The Kagame auctioned the Union Trade Centre (UTC) on September 25, 2017, on the cheap – for US$8 million. UTC was thereby sold for less than half its value of US$20 million. In selling UTC, the Kagame regime broke a basic rule of law – you cannot sell what you do not own. For the buyer of UTC, he bought an asset from a non-owner. Purchasing a stolen property knowingly is a crime in any country governed by laws.

The UTC story dates back to 2013, when the Kagame dictatorship illegally seized the US$20 million shopping mall from its principal owner, Tribert Rujugiro Ayabatwa. The state bizarrely claimed that UTC was “abandoned” because Ayabatwa did not reside in Rwanda.

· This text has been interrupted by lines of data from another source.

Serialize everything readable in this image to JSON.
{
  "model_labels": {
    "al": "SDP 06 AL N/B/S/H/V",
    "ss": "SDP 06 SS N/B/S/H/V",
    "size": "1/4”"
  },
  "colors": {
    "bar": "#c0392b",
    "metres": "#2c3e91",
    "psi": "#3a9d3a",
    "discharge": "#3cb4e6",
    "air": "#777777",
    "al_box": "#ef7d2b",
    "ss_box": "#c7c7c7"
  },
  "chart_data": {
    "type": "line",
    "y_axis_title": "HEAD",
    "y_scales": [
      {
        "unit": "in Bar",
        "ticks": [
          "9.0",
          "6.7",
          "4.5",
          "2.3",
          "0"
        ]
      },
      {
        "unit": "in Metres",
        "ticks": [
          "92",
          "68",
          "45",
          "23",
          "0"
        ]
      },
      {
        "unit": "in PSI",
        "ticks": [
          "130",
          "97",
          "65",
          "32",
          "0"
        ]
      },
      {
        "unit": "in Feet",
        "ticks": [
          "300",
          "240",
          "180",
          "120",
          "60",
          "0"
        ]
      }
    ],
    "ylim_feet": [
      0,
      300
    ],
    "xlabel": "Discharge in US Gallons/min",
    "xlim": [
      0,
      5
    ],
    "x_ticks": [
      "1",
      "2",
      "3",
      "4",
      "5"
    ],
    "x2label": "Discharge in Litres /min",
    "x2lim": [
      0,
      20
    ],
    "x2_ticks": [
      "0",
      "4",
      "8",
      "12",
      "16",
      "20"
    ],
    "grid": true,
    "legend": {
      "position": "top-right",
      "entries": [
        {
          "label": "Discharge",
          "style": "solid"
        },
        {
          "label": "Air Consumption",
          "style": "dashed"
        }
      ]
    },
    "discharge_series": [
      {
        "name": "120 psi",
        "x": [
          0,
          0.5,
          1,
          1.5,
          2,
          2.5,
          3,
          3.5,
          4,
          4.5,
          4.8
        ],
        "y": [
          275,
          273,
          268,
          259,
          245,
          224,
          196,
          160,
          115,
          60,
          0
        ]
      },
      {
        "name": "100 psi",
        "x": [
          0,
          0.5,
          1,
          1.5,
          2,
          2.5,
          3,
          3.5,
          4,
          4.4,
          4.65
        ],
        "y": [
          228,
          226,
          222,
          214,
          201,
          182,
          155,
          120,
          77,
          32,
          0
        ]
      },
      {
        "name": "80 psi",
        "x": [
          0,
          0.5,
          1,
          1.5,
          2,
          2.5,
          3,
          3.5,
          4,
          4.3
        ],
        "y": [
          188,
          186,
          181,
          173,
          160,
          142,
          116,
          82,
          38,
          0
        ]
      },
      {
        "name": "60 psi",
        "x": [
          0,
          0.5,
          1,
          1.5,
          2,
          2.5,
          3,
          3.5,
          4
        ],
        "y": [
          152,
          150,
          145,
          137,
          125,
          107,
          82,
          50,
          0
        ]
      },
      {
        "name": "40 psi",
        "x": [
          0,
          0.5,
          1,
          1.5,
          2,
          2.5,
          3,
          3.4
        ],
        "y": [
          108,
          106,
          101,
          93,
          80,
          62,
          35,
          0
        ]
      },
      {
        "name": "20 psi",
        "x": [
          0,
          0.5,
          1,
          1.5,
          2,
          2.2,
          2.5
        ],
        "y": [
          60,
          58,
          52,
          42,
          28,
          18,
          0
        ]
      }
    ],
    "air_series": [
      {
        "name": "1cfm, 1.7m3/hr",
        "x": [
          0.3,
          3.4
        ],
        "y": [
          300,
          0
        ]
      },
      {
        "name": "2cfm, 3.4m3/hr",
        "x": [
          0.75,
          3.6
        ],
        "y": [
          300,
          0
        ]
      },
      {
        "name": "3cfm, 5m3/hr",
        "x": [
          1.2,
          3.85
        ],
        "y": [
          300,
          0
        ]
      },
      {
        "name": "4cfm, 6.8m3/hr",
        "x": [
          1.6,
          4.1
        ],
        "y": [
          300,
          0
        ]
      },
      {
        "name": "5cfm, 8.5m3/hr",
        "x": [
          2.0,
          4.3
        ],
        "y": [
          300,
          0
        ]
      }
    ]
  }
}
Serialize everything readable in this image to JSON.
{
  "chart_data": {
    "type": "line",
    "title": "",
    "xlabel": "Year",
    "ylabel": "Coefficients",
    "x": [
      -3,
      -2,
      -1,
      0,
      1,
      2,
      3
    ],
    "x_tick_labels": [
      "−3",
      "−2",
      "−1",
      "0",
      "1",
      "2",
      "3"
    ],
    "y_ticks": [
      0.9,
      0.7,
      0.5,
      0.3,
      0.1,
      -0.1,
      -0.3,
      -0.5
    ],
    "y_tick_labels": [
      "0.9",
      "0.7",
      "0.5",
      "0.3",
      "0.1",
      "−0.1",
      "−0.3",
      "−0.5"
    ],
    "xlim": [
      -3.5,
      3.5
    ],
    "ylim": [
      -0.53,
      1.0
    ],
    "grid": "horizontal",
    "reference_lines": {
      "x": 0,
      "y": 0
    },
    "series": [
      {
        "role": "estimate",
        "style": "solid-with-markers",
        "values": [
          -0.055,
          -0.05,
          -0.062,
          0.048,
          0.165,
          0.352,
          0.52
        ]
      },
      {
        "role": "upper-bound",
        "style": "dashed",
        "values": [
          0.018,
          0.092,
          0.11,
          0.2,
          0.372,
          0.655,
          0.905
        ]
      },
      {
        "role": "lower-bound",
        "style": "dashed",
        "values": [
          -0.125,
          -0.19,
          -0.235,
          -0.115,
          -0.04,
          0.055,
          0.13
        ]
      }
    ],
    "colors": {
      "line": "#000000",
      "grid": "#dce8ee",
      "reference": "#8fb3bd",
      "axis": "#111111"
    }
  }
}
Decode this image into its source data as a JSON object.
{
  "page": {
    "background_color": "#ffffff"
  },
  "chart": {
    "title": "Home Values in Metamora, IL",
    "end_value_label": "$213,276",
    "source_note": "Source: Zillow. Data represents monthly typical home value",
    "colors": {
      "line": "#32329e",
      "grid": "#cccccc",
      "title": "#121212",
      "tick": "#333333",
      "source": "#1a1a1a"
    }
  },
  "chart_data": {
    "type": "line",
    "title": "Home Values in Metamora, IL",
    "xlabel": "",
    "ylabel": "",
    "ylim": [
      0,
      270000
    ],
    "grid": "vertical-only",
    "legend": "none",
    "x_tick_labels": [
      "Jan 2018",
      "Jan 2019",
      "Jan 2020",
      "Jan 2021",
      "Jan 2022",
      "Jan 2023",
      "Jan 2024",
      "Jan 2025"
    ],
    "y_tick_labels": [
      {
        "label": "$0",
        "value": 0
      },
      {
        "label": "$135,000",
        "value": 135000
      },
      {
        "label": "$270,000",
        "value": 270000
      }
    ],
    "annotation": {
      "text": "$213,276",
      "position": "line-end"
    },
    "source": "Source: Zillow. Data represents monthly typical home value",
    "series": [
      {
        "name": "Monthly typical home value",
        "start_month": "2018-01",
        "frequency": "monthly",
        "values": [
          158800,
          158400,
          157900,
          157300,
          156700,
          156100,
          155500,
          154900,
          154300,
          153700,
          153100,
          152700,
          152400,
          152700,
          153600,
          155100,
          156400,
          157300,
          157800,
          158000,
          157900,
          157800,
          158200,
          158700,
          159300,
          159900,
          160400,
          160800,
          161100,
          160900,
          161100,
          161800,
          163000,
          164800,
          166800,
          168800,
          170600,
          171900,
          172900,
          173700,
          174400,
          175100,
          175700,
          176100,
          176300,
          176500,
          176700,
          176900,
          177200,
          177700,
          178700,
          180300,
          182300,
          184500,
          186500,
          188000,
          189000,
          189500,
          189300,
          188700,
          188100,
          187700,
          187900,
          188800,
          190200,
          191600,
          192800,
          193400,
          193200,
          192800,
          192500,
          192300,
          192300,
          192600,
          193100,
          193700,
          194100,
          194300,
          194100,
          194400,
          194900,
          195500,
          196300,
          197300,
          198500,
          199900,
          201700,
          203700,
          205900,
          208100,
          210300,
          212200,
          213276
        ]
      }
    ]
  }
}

In reality, UTC was Rwanda’s premier shopping hub located in Kigali City centre, hosting 81 businesses that employed over 400 people. UTC was generating US$120,000.00 per month amounting to US$1.4 million a year. This means that the state collected US$5.76 million from UTC since its seizure in 2013.

And then, out of the blue, in 2015, the government claimed that UTC was a tax defaulter. This was tantamount to a management declaring itself incompetent since the government was in-charge of the mall for two years. The latest development is equally bizarre – the government will shortly auction UTC supposedly to recover the taxes totalling US$1.2 million.

If further evidence were needed to demonstrate the irrationality and lawlessness of Kagame’s Rwanda, this is it. The Abandoned Property Law which was used to commandeer UTC, defines the role of the state in the management of abandoned properties as follows:

“Without prejudice to other legal provisions, abandoned property shall be managed by the State represented by the Ministry until the owners show up…One half (1/2) of the amount collected from an abandoned property shall be deposited on a fixed deposit bank account…If the owner of the property shows up, he/she shall be refunded the money…The other half (1/2) of that amount shall…be used in the maintenance and renovation of the abandoned property and tax payment.

So what have we here? Madness – laws in Rwanda are not worth of the paper they are written on. The regime is the breaker of the law. But that does not change the reality that a person who knowingly purchases a stolen property is engaged in a criminal activity.

There can be no question that UTC’s rightful owner, Tribert Rujugiro Ayabatwa, will at some point in future reclaim his asset. Not only will the post-Kagame government and the purchaser return the asset, the two will also handover the accumulated rent from 2013 when UTC was initially stolen – in addition to repairing any damage done to the property.